The most recent comparable spy folly came at the Russians’ expense. In 2010, the American authorities arrested 10 “sleeper” agents who had been living in the United States for a decade, posing as Americans. Some were couples with children; some had well-developed careers in real estate and finance.

What they had not done was send any classified secrets back to Russia, and when they were caught they were not charged with espionage but with conspiring to work as unregistered foreign agents. They were eventually expelled to Russia in a swap that included the Kremlin’s release of four men convicted of spying for the West.

If Americans then wondered exactly what sort of high-level intelligence the Russian government had expected its operatives to find while living humdrum lives in places like suburban Montclair, N.J., the case of Mr. Fogle seemed to pose its own curious questions:

What exactly did he expect to accomplish with a shaggy, ill-fitting wig that seemed to fall off his head at the slightest bump? And why would a counterterrorism officer, trained by the Russian special services, need a letter describing how to set up a new Gmail account without revealing personal information?

Perhaps the overarching question was just: Really?

Looking at the details of what Fogle ostensibly had on him, it’s hard to take this event seriously at all. The letter in particular is just one or two Nigerian princes away from looking like a spam email.

The other reason it’s hard to take the arrest seriously is that it appears that neither was it a sensitive intelligence operation, nor will it affect bilateral relations all that much. If Fogle’s endeavor was truly significant, it’s doubtful that the FSB would have gone public like this — instead, it would have strung out the operation as long as possible in an effort to deceive the United States. And Fogle won’t be rotting in a Russian prison, as he’ has already been expelled. Post-capture, both Russian and U.S. officials are playing down the incident.

More generally, this won’t affect the bilateral relationship — which, at this point, is based on the occasional mutual interest (counterterrorism), the more frequent clashing interest (Syria, energy), Vladimir Putin’s calcified state of feeling aggrieved at the hands of the United States, and the Obama administration’s conscious decision to not get drawn into petty rhetorical games with the Russian leadership.

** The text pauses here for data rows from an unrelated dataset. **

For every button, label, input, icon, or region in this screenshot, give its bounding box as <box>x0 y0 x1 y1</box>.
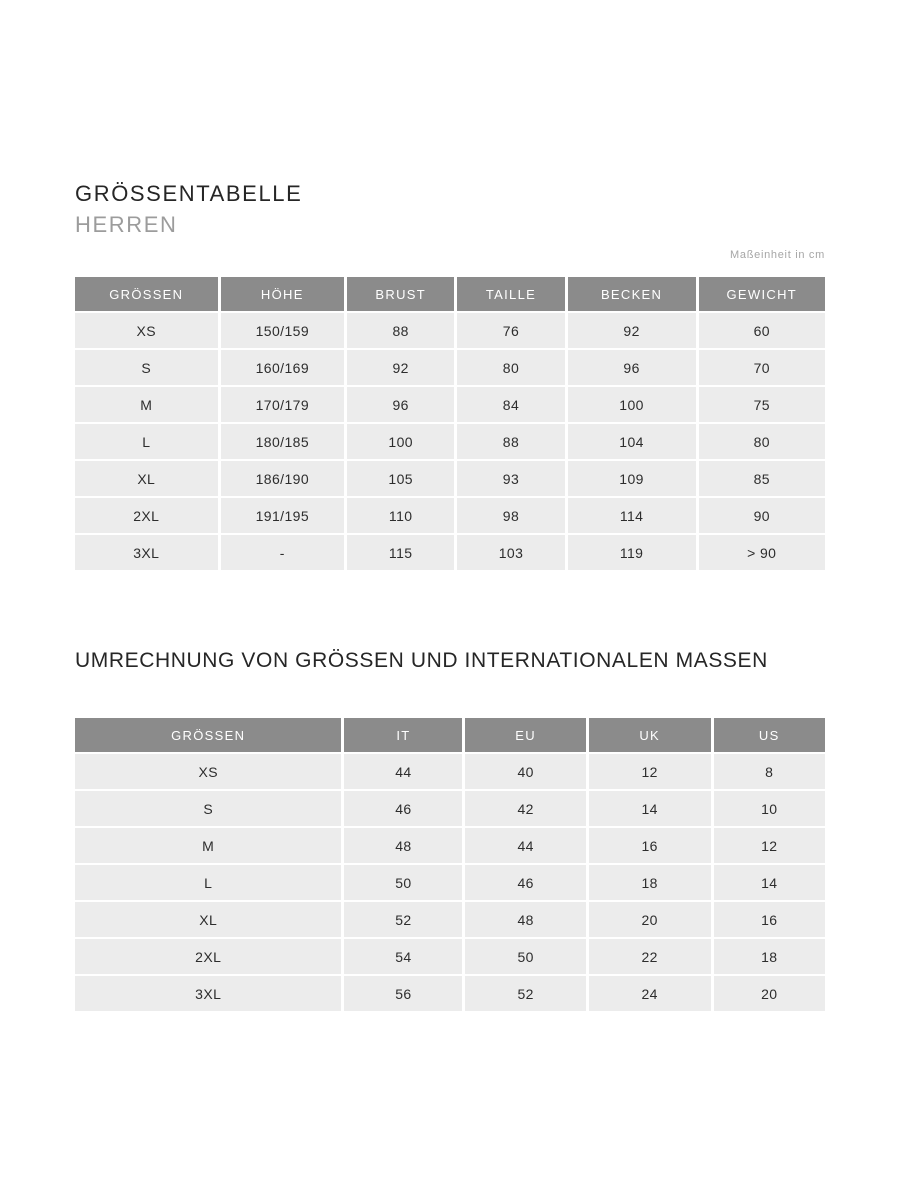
value-cell: 70 <box>699 350 825 385</box>
table-row <box>75 791 825 826</box>
value-cell: 52 <box>344 902 462 937</box>
table-row <box>75 902 825 937</box>
value-cell: 88 <box>347 313 454 348</box>
value-cell: 170/179 <box>221 387 344 422</box>
size-cell: S <box>75 791 341 826</box>
size-cell: L <box>75 424 218 459</box>
column-header: HÖHE <box>221 277 344 311</box>
value-cell: 44 <box>465 828 585 863</box>
column-header: GRÖSSEN <box>75 718 341 752</box>
mens-size-table <box>72 275 828 572</box>
conversion-section-title: UMRECHNUNG VON GRÖSSEN UND INTERNATIONALEN MASSEN <box>75 649 768 672</box>
table-row <box>75 828 825 863</box>
value-cell: 42 <box>465 791 585 826</box>
value-cell: 88 <box>457 424 564 459</box>
value-cell: 100 <box>568 387 696 422</box>
size-cell: M <box>75 828 341 863</box>
table-row <box>75 313 825 348</box>
value-cell: 96 <box>347 387 454 422</box>
value-cell: 100 <box>347 424 454 459</box>
value-cell: 44 <box>344 754 462 789</box>
size-cell: 3XL <box>75 976 341 1011</box>
value-cell: 160/169 <box>221 350 344 385</box>
value-cell: 186/190 <box>221 461 344 496</box>
value-cell: 92 <box>568 313 696 348</box>
value-cell: 24 <box>589 976 711 1011</box>
size-cell: 3XL <box>75 535 218 570</box>
value-cell: 46 <box>344 791 462 826</box>
table-row <box>75 387 825 422</box>
page-subtitle: HERREN <box>75 212 178 237</box>
size-cell: XS <box>75 313 218 348</box>
value-cell: 104 <box>568 424 696 459</box>
value-cell: 191/195 <box>221 498 344 533</box>
value-cell: 48 <box>344 828 462 863</box>
column-header: UK <box>589 718 711 752</box>
column-header: IT <box>344 718 462 752</box>
value-cell: 14 <box>589 791 711 826</box>
value-cell: 60 <box>699 313 825 348</box>
table-row <box>75 976 825 1011</box>
value-cell: 48 <box>465 902 585 937</box>
value-cell: > 90 <box>699 535 825 570</box>
size-cell: 2XL <box>75 939 341 974</box>
value-cell: 12 <box>589 754 711 789</box>
table-row <box>75 350 825 385</box>
value-cell: 46 <box>465 865 585 900</box>
table-row <box>75 424 825 459</box>
page-title: GRÖSSENTABELLE <box>75 181 303 206</box>
table-row <box>75 865 825 900</box>
value-cell: 22 <box>589 939 711 974</box>
value-cell: 114 <box>568 498 696 533</box>
value-cell: 85 <box>699 461 825 496</box>
value-cell: 14 <box>714 865 825 900</box>
value-cell: 18 <box>714 939 825 974</box>
size-cell: XL <box>75 902 341 937</box>
column-header: GRÖSSEN <box>75 277 218 311</box>
value-cell: 98 <box>457 498 564 533</box>
value-cell: 109 <box>568 461 696 496</box>
column-header: TAILLE <box>457 277 564 311</box>
value-cell: 56 <box>344 976 462 1011</box>
table-row <box>75 754 825 789</box>
value-cell: 90 <box>699 498 825 533</box>
table-row <box>75 461 825 496</box>
value-cell: 84 <box>457 387 564 422</box>
value-cell: 150/159 <box>221 313 344 348</box>
size-cell: XS <box>75 754 341 789</box>
value-cell: 180/185 <box>221 424 344 459</box>
size-cell: S <box>75 350 218 385</box>
value-cell: 20 <box>714 976 825 1011</box>
column-header: EU <box>465 718 585 752</box>
column-header: GEWICHT <box>699 277 825 311</box>
value-cell: 75 <box>699 387 825 422</box>
value-cell: 10 <box>714 791 825 826</box>
measurement-unit-note: Maßeinheit in cm <box>730 249 825 261</box>
value-cell: 40 <box>465 754 585 789</box>
size-cell: M <box>75 387 218 422</box>
column-header: BECKEN <box>568 277 696 311</box>
value-cell: 96 <box>568 350 696 385</box>
column-header: BRUST <box>347 277 454 311</box>
header-row <box>75 718 825 752</box>
column-header: US <box>714 718 825 752</box>
value-cell: 119 <box>568 535 696 570</box>
value-cell: 50 <box>465 939 585 974</box>
value-cell: 93 <box>457 461 564 496</box>
value-cell: 92 <box>347 350 454 385</box>
international-conversion-table <box>72 716 828 1013</box>
value-cell: 18 <box>589 865 711 900</box>
value-cell: 80 <box>699 424 825 459</box>
value-cell: 103 <box>457 535 564 570</box>
value-cell: 80 <box>457 350 564 385</box>
table-row <box>75 535 825 570</box>
value-cell: 110 <box>347 498 454 533</box>
header-row <box>75 277 825 311</box>
size-cell: L <box>75 865 341 900</box>
value-cell: 8 <box>714 754 825 789</box>
value-cell: 52 <box>465 976 585 1011</box>
value-cell: 50 <box>344 865 462 900</box>
value-cell: 76 <box>457 313 564 348</box>
value-cell: 16 <box>589 828 711 863</box>
table-row <box>75 939 825 974</box>
value-cell: 105 <box>347 461 454 496</box>
value-cell: 20 <box>589 902 711 937</box>
table-row <box>75 498 825 533</box>
value-cell: 12 <box>714 828 825 863</box>
value-cell: 115 <box>347 535 454 570</box>
value-cell: - <box>221 535 344 570</box>
value-cell: 54 <box>344 939 462 974</box>
value-cell: 16 <box>714 902 825 937</box>
size-cell: 2XL <box>75 498 218 533</box>
size-cell: XL <box>75 461 218 496</box>
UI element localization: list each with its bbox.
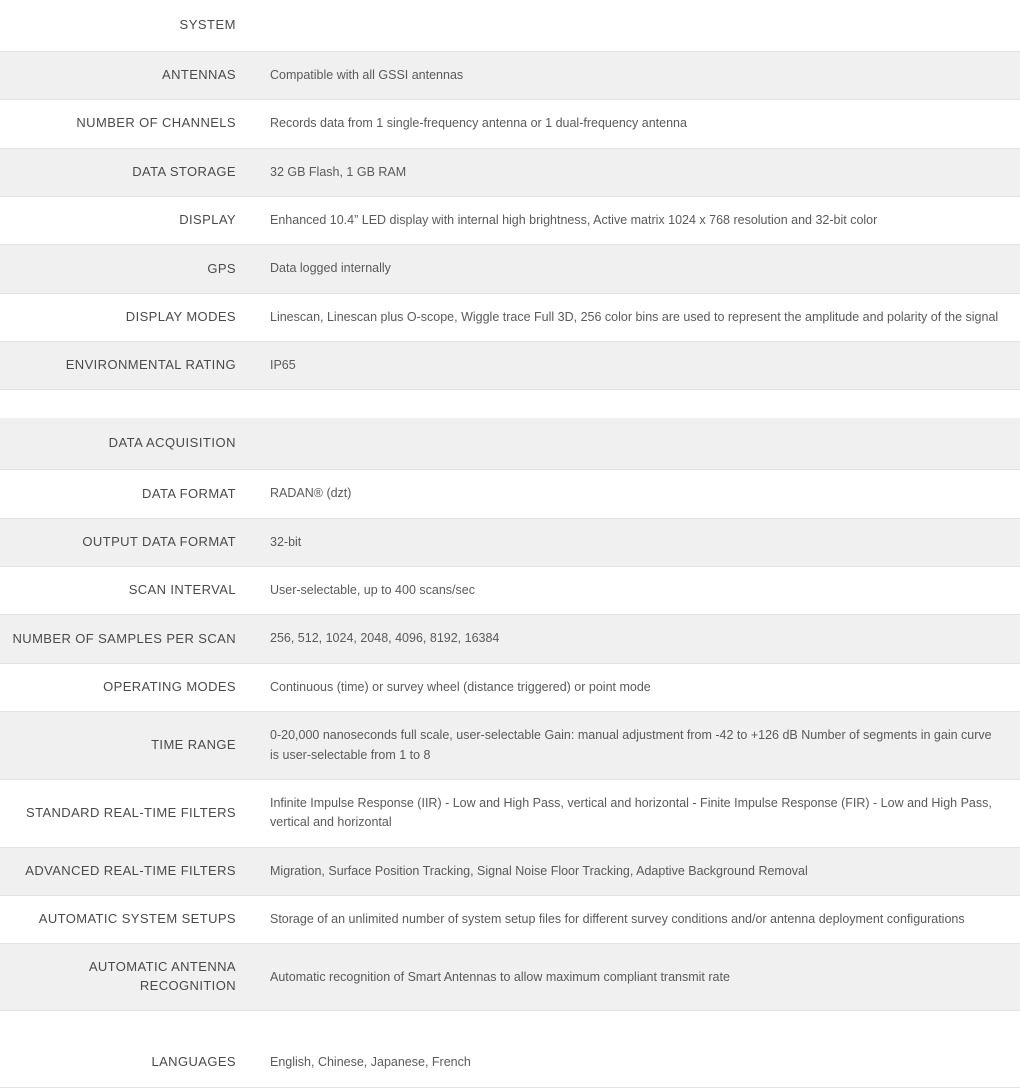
section-gap (0, 1011, 1020, 1040)
row-value: Migration, Surface Position Tracking, Signal Noise Floor Tracking, Adaptive Background Removal (248, 847, 1020, 895)
section-heading-spacer (248, 0, 1020, 51)
table-row (0, 148, 1020, 196)
table-row (0, 896, 1020, 944)
section-heading: SYSTEM (0, 0, 248, 51)
row-label: SCAN INTERVAL (0, 567, 248, 615)
section-heading: DATA ACQUISITION (0, 418, 248, 469)
row-value: 256, 512, 1024, 2048, 4096, 8192, 16384 (248, 615, 1020, 663)
table-row (0, 51, 1020, 99)
row-label: STANDARD REAL-TIME FILTERS (0, 779, 248, 847)
row-label: DATA STORAGE (0, 148, 248, 196)
row-label: NUMBER OF SAMPLES PER SCAN (0, 615, 248, 663)
table-row (0, 470, 1020, 518)
row-value: 32 GB Flash, 1 GB RAM (248, 148, 1020, 196)
row-value: Records data from 1 single-frequency antenna or 1 dual-frequency antenna (248, 100, 1020, 148)
row-value: 0-20,000 nanoseconds full scale, user-selectable Gain: manual adjustment from -42 to +126 dB Number of segments in gain curve is user-selectable from 1 to 8 (248, 712, 1020, 780)
row-label: OUTPUT DATA FORMAT (0, 518, 248, 566)
section-heading-spacer (248, 418, 1020, 469)
row-value: Automatic recognition of Smart Antennas to allow maximum compliant transmit rate (248, 944, 1020, 1011)
row-label: DISPLAY (0, 196, 248, 244)
row-label: AUTOMATIC ANTENNA RECOGNITION (0, 944, 248, 1011)
section-header-row (0, 0, 1020, 51)
table-row (0, 944, 1020, 1011)
row-value: IP65 (248, 342, 1020, 390)
section-gap-left (0, 1011, 248, 1040)
row-value: 32-bit (248, 518, 1020, 566)
table-row (0, 293, 1020, 341)
row-value: Data logged internally (248, 245, 1020, 293)
row-label: ENVIRONMENTAL RATING (0, 342, 248, 390)
row-value: Compatible with all GSSI antennas (248, 51, 1020, 99)
table-row (0, 663, 1020, 711)
row-label: AUTOMATIC SYSTEM SETUPS (0, 896, 248, 944)
section-gap-right (248, 1011, 1020, 1040)
table-row (0, 712, 1020, 780)
section-gap-left (0, 390, 248, 419)
section-gap-right (248, 390, 1020, 419)
row-value: User-selectable, up to 400 scans/sec (248, 567, 1020, 615)
row-value: English, Chinese, Japanese, French (248, 1039, 1020, 1087)
row-value: Storage of an unlimited number of system setup files for different survey conditions and/or antenna deployment configurations (248, 896, 1020, 944)
row-label: DATA FORMAT (0, 470, 248, 518)
table-row (0, 567, 1020, 615)
row-label: NUMBER OF CHANNELS (0, 100, 248, 148)
row-value: Enhanced 10.4” LED display with internal high brightness, Active matrix 1024 x 768 resolution and 32-bit color (248, 196, 1020, 244)
row-value: RADAN® (dzt) (248, 470, 1020, 518)
row-label: OPERATING MODES (0, 663, 248, 711)
table-row (0, 779, 1020, 847)
section-gap (0, 390, 1020, 419)
table-row (0, 1039, 1020, 1087)
section-header-row (0, 418, 1020, 469)
table-row (0, 196, 1020, 244)
table-row (0, 615, 1020, 663)
row-label: DISPLAY MODES (0, 293, 248, 341)
table-row (0, 518, 1020, 566)
table-row (0, 100, 1020, 148)
table-row (0, 245, 1020, 293)
table-row (0, 342, 1020, 390)
row-label: TIME RANGE (0, 712, 248, 780)
row-label: ANTENNAS (0, 51, 248, 99)
row-value: Continuous (time) or survey wheel (distance triggered) or point mode (248, 663, 1020, 711)
table-row (0, 847, 1020, 895)
row-value: Infinite Impulse Response (IIR) - Low and High Pass, vertical and horizontal - Finite Impulse Response (FIR) - Low and High Pass, vertical and horizontal (248, 779, 1020, 847)
row-value: Linescan, Linescan plus O-scope, Wiggle trace Full 3D, 256 color bins are used to represent the amplitude and polarity of the signal (248, 293, 1020, 341)
row-label: LANGUAGES (0, 1039, 248, 1087)
row-label: GPS (0, 245, 248, 293)
row-label: ADVANCED REAL-TIME FILTERS (0, 847, 248, 895)
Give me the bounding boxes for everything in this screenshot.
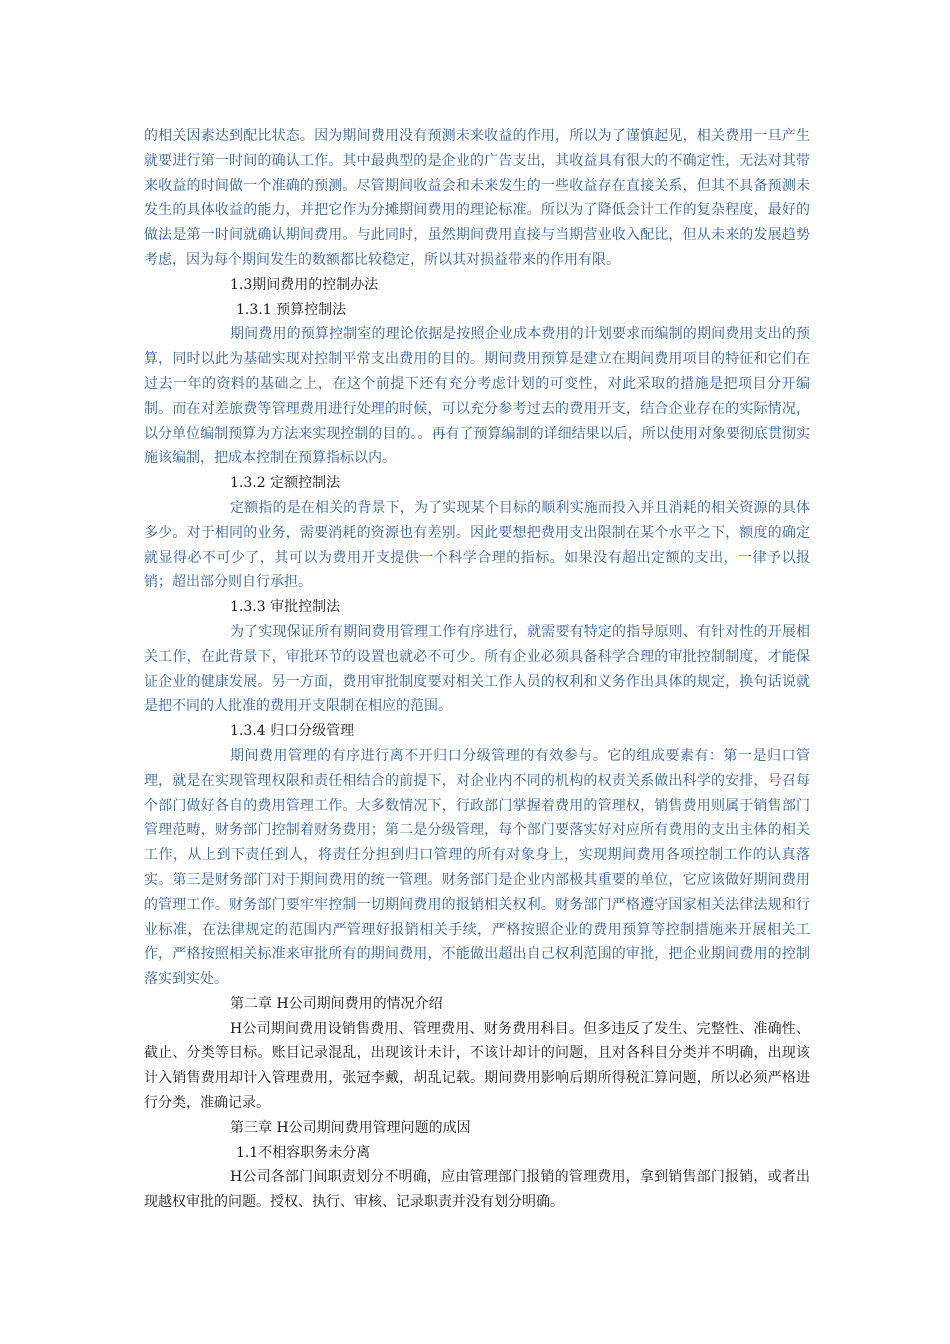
section-heading-1-3-3: 1.3.3 审批控制法 — [230, 599, 341, 616]
paragraph-1-3-2: 定额指的是在相关的背景下，为了实现某个目标的顺利实施而投入并且消耗的相关资源的具体多少。对于相同的业务，需要消耗的资源也有差别。因此要想把费用支出限制在某个水平之下，额度的确定就显得必不可少了，其可以为费用开支提供一个科学合理的指标。如果没有超出定额的支出，一律予以报销；超出部分则自行承担。 — [144, 499, 810, 591]
chapter-heading-3: 第三章 H公司期间费用管理问题的成因 — [230, 1119, 471, 1136]
document-body — [144, 124, 810, 1215]
section-heading-1-3-4: 1.3.4 归口分级管理 — [230, 723, 355, 740]
paragraph-1-3-4: 期间费用管理的有序进行离不开归口分级管理的有效参与。它的组成要素有：第一是归口管理，就是在实现管理权限和责任相结合的前提下，对企业内不同的机构的权责关系做出科学的安排，号召每个部门做好各自的费用管理工作。大多数情况下，行政部门掌握着费用的管理权，销售费用则属于销售部门管理范畴，财务部门控制着财务费用；第二是分级管理，每个部门要落实好对应所有费用的支出主体的相关工作，从上到下责任到人，将责任分担到归口管理的所有对象身上，实现期间费用各项控制工作的认真落实。第三是财务部门对于期间费用的统一管理。财务部门是企业内部极其重要的单位，它应该做好期间费用的管理工作。财务部门要牢牢控制一切期间费用的报销相关权利。财务部门严格遵守国家相关法律法规和行业标准，在法律规定的范围内严管理好报销相关手续，严格按照企业的费用预算等控制措施来开展相关工作，严格按照相关标准来审批所有的期间费用，不能做出超出自己权利范围的审批，把企业期间费用的控制落实到实处。 — [144, 747, 810, 988]
intro-paragraph: 的相关因素达到配比状态。因为期间费用没有预测未来收益的作用，所以为了谨慎起见，相关费用一旦产生就要进行第一时间的确认工作。其中最典型的是企业的广告支出，其收益具有很大的不确定性，无法对其带来收益的时间做一个准确的预测。尽管期间收益会和未来发生的一些收益存在直接关系，但其不具备预测未发生的具体收益的能力，并把它作为分摊期间费用的理论标准。所以为了降低会计工作的复杂程度，最好的做法是第一时间就确认期间费用。与此同时，虽然期间费用直接与当期营业收入配比，但从未来的发展趋势考虑，因为每个期间发生的数额都比较稳定，所以其对损益带来的作用有限。 — [144, 128, 810, 268]
section-heading-1-3-1: 1.3.1 预算控制法 — [236, 301, 347, 318]
section-heading-1-3-2: 1.3.2 定额控制法 — [230, 475, 341, 492]
section-heading-1-3: 1.3期间费用的控制办法 — [230, 276, 379, 293]
paragraph-1-3-1: 期间费用的预算控制室的理论依据是按照企业成本费用的计划要求而编制的期间费用支出的预算，同时以此为基础实现对控制平常支出费用的目的。期间费用预算是建立在期间费用项目的特征和它们在过去一年的资料的基础之上，在这个前提下还有充分考虑计划的可变性，对此采取的措施是把项目分开编制。而在对差旅费等管理费用进行处理的时候，可以充分参考过去的费用开支，结合企业存在的实际情况，以分单位编制预算为方法来实现控制的目的。。再有了预算编制的详细结果以后，所以使用对象要彻底贯彻实施该编制，把成本控制在预算指标以内。 — [144, 326, 810, 467]
paragraph-1-3-3: 为了实现保证所有期间费用管理工作有序进行，就需要有特定的指导原则、有针对性的开展相关工作，在此背景下，审批环节的设置也就必不可少。所有企业必须具备科学合理的审批控制制度，才能保证企业的健康发展。另一方面，费用审批制度要对相关工作人员的权利和义务作出具体的规定，换句话说就是把不同的人批准的费用开支限制在相应的范围。 — [144, 623, 810, 715]
paragraph-chapter-2: H公司期间费用设销售费用、管理费用、财务费用科目。但多违反了发生、完整性、准确性、截止、分类等目标。账目记录混乱，出现该计未计，不该计却计的问题，且对各科目分类并不明确，出现该计入销售费用却计入管理费用，张冠李戴，胡乱记载。期间费用影响后期所得税汇算问题，所以必须严格进行分类，准确记录。 — [144, 1020, 810, 1112]
section-heading-1-1: 1.1不相容职务未分离 — [236, 1144, 371, 1161]
paragraph-1-1: H公司各部门间职责划分不明确，应由管理部门报销的管理费用，拿到销售部门报销，或者出现越权审批的问题。授权、执行、审核、记录职责并没有划分明确。 — [144, 1169, 810, 1211]
chapter-heading-2: 第二章 H公司期间费用的情况介绍 — [230, 995, 443, 1012]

No, instead, one must stand back and gape in wonder at how reality breeds fiction, which then breeds reality. As the NYT story referenced, the last public espionage story involving Russia and the United States involved the placement of deep-cover Russian intelligence agents in U.S. suburbs, which didn’t produce much in the way of intelligence, though it did lead to at least one lad magazine pictorial. That scandal, in turn, inspired former CIA officer Joe Weisberg to create FX’s The Americans, a truly outstanding show about deep-cover Russian agents operating in the United States during the early Reagan years. And while I cannot recommend the show highly enough, one of the few farcical elements of it is the number of wigs that the lead characters used during the first season. Ostensibly, the lead male character, played by Matthew Rhys, has such extraordinary wig work that he’s able to woo and marry an American FBI employee!! It makes Fogle’s wigs seem pretty crude — so crude one wonders if they were planted by Russia’s FSB.

The closing of the first season of The Americans played one of the best Cold War-tinged songs ever written, Peter Gabriel’s "Games Without Frontiers." That song was perfect for the closing scene because it matched the emotional heft that the show managed to serve up for all of the main characters. Alas, in comparison this scandal seems to feel far more farcical. Readers are thereby warmly urged to suggest what song should accompany this particular espionage episode. I, for one, would suggest this little ditty.

Am I missing anything? Seriously, am I — is there anything serious to draw from this case?